A piston divides a closed gas cylinder into two parts. Initially the piston is kept pressed such that one part has a pressure P and volume 5 V and the other part has a pressure 8 P and volume V. The piston is now left free. Find the new pressures and volumes for the adiabatic and isothermal processes. For this gas $\gamma =\mathrm{1.5.}$

Answer 1

Final pressure will be same on both sides.

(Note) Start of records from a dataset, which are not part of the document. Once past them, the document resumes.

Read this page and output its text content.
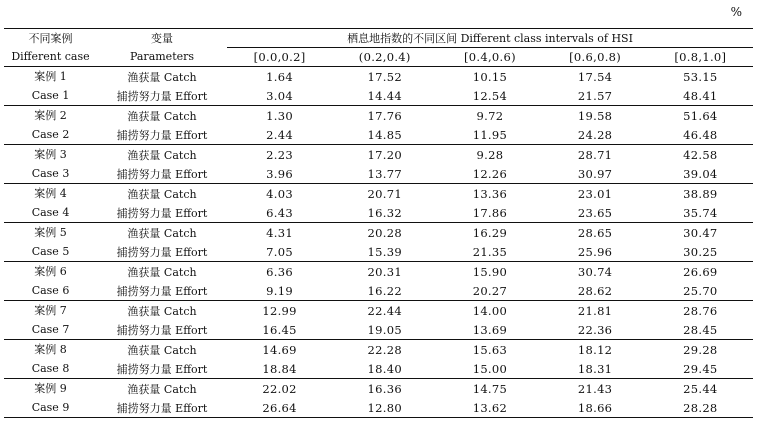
%
不同案例	变量	栖息地指数的不同区间 Different class intervals of HSI				
Different case	Parameters	[0.0,0.2]	(0.2,0.4)	[0.4,0.6)	[0.6,0.8)	[0.8,1.0]
案例 1	渔获量 Catch	1.64	17.52	10.15	17.54	53.15
Case 1	捕捞努力量 Effort	3.04	14.44	12.54	21.57	48.41
案例 2	渔获量 Catch	1.30	17.76	9.72	19.58	51.64
Case 2	捕捞努力量 Effort	2.44	14.85	11.95	24.28	46.48
案例 3	渔获量 Catch	2.23	17.20	9.28	28.71	42.58
Case 3	捕捞努力量 Effort	3.96	13.77	12.26	30.97	39.04
案例 4	渔获量 Catch	4.03	20.71	13.36	23.01	38.89
Case 4	捕捞努力量 Effort	6.43	16.32	17.86	23.65	35.74
案例 5	渔获量 Catch	4.31	20.28	16.29	28.65	30.47
Case 5	捕捞努力量 Effort	7.05	15.39	21.35	25.96	30.25
案例 6	渔获量 Catch	6.36	20.31	15.90	30.74	26.69
Case 6	捕捞努力量 Effort	9.19	16.22	20.27	28.62	25.70
案例 7	渔获量 Catch	12.99	22.44	14.00	21.81	28.76
Case 7	捕捞努力量 Effort	16.45	19.05	13.69	22.36	28.45
案例 8	渔获量 Catch	14.69	22.28	15.63	18.12	29.28
Case 8	捕捞努力量 Effort	18.84	18.40	15.00	18.31	29.45
案例 9	渔获量 Catch	22.02	16.36	14.75	21.43	25.44
Case 9	捕捞努力量 Effort	26.64	12.80	13.62	18.66	28.28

Let it be P, with volume V, on the left side and (6V_0-v) on the right side.

Case 1: Adiabatic Process

$P_1{V}_1^{\gamma }=P_2{V}_2^{\gamma }$

For the gas enclosed in the left chamber,

$P_0\times (5V_0{)}^{\gamma }=P(V{)}^{\gamma }.........\left(i\right)$

while for the gas in the right cylinder,

$8P_0(V_0{)}^{\gamma }=P(6V_0-V{)}^{\gamma }.........\left(ii\right)$

Dividing (i) and (ii), we get

${\left(\frac{6V_0-V}{V}\right)}^{\gamma }=\frac{8}{5^{\gamma }}$

or, $\frac{6V_0}{V}=1+\frac{4}{5}$

i.e., $V=\frac{10}{3}{V}_0$

substituting it in equation(ii),

$P=P_0{\left(\frac{5V\times 3}{10V}\right)}^{\frac{3}{2}}=\frac{3\sqrt{3}}{2\sqrt{2}}{P}_0=1.84P_0$

$P=1.84P{)}_0,V=\frac{10}{3}{V}_0,(6V_0-V)=\frac{8}{3}{V}_0$

Case 2: Isothermal process

For the gas enclosed in the left chamber,

$P_0\times 5V_0=PV$.......(i)

while for the gas in the right cylinder

$8P_0\times V_0=P(6V_0-V)$........(ii)

After solving, we get

$V=\frac{30}{13}{V}_0$ and $P=\frac{13}{6}{P}_0$

and $(6V_0-V)=\frac{48}{13}{V}_0$